Ve şayet bugün varsanız, ülkenizde böyle rüzgâra karşı tükürebiliyor, böyle de
yükseklerden sallayabiliyorsanız, o yüce önder, vatan haini, bölücü eşkıyadan
ve sahiplerinden özür dilemediği için varsınız. Bunu da sakın ola
unutmayın.
Tam bağımsız Türkiye Cumhuriyeti,
bugün de aynı şartları yaşasa, aynı yollardan tekrar geçerdi, kuşkunuz olmasın.

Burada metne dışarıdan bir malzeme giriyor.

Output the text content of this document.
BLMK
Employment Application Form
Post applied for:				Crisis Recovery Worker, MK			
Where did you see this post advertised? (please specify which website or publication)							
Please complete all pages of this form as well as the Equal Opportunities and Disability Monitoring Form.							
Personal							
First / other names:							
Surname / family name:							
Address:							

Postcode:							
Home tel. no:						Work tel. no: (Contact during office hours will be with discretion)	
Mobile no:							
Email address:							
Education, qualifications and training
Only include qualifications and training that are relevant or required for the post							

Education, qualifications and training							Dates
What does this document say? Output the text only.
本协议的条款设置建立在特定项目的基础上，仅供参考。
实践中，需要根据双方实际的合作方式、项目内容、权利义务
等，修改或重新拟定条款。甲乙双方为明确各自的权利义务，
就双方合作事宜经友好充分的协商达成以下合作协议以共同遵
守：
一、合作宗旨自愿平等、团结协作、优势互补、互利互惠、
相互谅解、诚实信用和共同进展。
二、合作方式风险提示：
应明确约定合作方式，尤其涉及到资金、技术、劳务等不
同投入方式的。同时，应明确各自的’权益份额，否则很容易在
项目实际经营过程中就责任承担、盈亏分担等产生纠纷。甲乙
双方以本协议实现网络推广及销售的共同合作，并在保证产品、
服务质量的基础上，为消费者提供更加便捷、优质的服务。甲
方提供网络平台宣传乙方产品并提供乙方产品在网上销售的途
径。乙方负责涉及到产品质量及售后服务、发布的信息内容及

Nitekim "Kürdüm" diyen vatandaşlarımızın bile çoğunluğu, bu vatanda
Türklerden bile nerdeyse daha fazla ulusalcıyken, emperyalistin parmakladığı
birileri, hala Anadolu Türkmenlerini, çakma ve olmayan Kürt isyanları çıkarttırmaya
kışkırtıyorlarsa ve bunlar akıllanmamakta da ısrarcı olacaklarsa, bu ülkede
Dersimler tekrar tekrar yaşanacaktır da.
O halde bir yandan açılım saçılım
diyorken, diğer yanda küstahlığı ve silahı elden bırakmayan, emperyalist
emzirmesi PKK eşkıyasına, neden hesap sormaya kalkıyorsunuz? Bırakın herifler
yapsınlar o zaman ne yapacaklarsa. Nedense ve kimin kayığına bindiyseniz, artık
günahı sizin olsun; ama sizden istenen veya misyonunuz zaten bu değil miydi? Bu
arada aranızdan Hamzaçebi adlı arkadaşınızın bizim çuvalcı gençlerimize,
"kahramanlık yapacaksanız Irak'a gidin" ya da benzer bir ifade
kullandığını duydum.
Asil gençlerimizin yerine bu
arkadaşa yüksek sesle ben cevap vermek mecburiyetinde kaldım. Hatta bu ani
çıkışımı beklemeyen eşim bile korktu: "O dediğini
sizler yapacaktınız. Yoksa yerinize onu da bizler mi yapsaydık. Pekiyi siz
ne yapacaksınız. Sadece mecliste lütfen, arada bir usulen tıkırdayıp, geri
kalanda da parmak çevirip veya uyuklayarak, ballı aybaşlarınızı mı
bekleyeceksiniz bizim vatanımızda", diyerek onların adına cevap vermek
zorunda hissettim kendimi. İşte böyle arkadaşlarınız da var ne yazık ki yüce
Atatürk'ün ve bu Cumhuriyetin ASAL partisinde.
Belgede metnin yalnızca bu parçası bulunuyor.